From dd6dd4929e54ca14415516d2844a2ccf8a5fcf67 Mon Sep 17 00:00:00 2001
From: Mitchell Hashimoto <mitchell.hashimoto@gmail.com>
Date: Wed, 10 Jul 2013 20:26:53 -0700
Subject: [PATCH] Remove dna and data bag secret prior to upload in Chef
 [GH-1111]

---
 CHANGELOG.md                                       | 2 ++
 plugins/provisioners/chef/provisioner/base.rb      | 6 +++++-
 plugins/provisioners/chef/provisioner/chef_solo.rb | 7 +++++--
 3 files changed, 12 insertions(+), 3 deletions(-)
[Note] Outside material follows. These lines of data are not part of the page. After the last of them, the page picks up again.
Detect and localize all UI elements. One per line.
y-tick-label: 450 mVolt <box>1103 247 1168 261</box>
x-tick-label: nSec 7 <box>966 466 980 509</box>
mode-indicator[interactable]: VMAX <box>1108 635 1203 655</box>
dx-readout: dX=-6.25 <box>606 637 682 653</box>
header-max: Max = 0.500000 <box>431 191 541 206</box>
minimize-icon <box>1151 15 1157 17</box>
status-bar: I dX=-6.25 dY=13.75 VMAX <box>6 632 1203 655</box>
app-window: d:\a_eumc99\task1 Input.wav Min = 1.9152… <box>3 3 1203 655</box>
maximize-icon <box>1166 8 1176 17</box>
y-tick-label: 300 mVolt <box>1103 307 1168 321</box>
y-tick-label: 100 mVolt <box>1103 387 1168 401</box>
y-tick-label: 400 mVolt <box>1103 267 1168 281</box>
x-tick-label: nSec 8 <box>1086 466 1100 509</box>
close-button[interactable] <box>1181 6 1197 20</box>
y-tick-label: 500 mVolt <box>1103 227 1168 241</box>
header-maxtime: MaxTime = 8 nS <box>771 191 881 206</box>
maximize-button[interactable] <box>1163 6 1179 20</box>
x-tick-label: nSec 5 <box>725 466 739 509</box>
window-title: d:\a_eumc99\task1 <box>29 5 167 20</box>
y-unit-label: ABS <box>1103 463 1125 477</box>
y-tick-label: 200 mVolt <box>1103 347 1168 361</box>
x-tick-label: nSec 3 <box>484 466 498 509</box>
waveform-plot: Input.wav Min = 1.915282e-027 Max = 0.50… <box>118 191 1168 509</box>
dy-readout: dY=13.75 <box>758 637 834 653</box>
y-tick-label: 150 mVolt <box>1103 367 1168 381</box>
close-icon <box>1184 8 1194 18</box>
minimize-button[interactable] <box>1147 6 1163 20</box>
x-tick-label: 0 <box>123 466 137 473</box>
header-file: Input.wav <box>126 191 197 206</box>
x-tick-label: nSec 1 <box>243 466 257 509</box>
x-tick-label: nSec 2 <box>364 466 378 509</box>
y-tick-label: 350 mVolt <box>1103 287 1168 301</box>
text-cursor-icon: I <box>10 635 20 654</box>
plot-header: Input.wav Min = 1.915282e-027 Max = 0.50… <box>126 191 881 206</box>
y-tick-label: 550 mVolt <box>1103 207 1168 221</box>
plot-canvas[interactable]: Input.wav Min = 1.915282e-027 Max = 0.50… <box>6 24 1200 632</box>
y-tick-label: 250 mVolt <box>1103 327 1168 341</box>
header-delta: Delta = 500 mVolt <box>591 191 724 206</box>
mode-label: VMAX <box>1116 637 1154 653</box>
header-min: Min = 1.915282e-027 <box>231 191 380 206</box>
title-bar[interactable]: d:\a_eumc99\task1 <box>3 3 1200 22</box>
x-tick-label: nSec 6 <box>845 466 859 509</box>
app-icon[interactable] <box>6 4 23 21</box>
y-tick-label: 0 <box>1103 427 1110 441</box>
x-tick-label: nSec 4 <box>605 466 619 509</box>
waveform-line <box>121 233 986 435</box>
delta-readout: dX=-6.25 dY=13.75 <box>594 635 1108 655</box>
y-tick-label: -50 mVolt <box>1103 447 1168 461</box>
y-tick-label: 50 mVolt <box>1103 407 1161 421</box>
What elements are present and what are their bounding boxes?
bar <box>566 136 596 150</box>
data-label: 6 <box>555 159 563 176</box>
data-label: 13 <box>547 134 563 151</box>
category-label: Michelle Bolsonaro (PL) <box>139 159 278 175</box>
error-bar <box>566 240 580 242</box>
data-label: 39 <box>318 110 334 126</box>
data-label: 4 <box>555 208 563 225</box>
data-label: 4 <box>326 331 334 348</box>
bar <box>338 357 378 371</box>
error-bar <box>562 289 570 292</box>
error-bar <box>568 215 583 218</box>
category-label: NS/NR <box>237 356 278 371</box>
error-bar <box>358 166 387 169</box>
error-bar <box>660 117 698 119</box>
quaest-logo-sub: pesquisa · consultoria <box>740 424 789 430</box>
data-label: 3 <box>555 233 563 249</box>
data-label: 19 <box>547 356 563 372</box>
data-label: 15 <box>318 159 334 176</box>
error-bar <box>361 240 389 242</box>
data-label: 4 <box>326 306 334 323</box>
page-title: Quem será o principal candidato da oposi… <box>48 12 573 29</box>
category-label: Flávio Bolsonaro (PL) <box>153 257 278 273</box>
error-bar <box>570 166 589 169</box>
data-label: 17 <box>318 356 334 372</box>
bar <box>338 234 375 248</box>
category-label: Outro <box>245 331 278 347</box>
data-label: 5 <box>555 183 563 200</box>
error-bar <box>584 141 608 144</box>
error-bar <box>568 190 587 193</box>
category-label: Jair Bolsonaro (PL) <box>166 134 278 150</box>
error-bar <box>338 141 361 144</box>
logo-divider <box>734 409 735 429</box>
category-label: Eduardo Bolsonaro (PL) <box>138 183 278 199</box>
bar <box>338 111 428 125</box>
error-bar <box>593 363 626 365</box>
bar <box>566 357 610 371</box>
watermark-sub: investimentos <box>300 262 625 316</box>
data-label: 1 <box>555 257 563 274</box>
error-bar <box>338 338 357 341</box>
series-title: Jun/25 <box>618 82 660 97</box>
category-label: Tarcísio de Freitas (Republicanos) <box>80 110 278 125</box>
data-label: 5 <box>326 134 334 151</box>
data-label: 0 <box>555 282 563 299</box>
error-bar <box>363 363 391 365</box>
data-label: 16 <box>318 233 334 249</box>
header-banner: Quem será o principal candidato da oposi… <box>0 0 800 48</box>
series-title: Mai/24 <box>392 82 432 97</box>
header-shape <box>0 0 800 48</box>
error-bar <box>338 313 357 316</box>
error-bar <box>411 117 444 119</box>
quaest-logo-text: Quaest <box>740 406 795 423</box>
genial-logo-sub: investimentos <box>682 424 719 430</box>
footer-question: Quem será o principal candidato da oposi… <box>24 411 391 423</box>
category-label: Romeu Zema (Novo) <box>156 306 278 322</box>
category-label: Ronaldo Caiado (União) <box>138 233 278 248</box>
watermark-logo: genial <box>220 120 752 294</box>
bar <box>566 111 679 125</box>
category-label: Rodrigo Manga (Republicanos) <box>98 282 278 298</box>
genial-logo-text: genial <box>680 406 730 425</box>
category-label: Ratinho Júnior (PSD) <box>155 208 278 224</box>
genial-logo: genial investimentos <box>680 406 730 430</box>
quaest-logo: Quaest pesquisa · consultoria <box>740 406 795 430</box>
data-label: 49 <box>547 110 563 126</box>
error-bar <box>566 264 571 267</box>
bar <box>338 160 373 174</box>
diff --git a/CHANGELOG.md b/CHANGELOG.md
index aa98b7d21..868b1fa28 100644
--- a/CHANGELOG.md
+++ b/CHANGELOG.md
@@ -18,6 +18,8 @@ BUG FIXES:
   - Boxes downloaded as part of `vagrant up` are now done so _prior_ to
     config validation. This allows Vagrantfiles to references files that
     may be in the box itself. [GH-1061]
+  - Chef removes dna.json and encrypted data bag secret file prior to
+    uploading. [GH-1111]
   - NFS synced folders exporting sub-directories of other exported folders now
     works properly. [GH-785]
   - NFS shared folders properly dereference symlinks so that the real path
diff --git a/plugins/provisioners/chef/provisioner/base.rb b/plugins/provisioners/chef/provisioner/base.rb
index 180ce6e1b..5370ded4d 100644
--- a/plugins/provisioners/chef/provisioner/base.rb
+++ b/plugins/provisioners/chef/provisioner/base.rb
@@ -97,7 +97,11 @@ module VagrantPlugins
           temp.write(json)
           temp.close
 
-          @machine.communicate.upload(temp.path, File.join(@config.provisioning_path, "dna.json"))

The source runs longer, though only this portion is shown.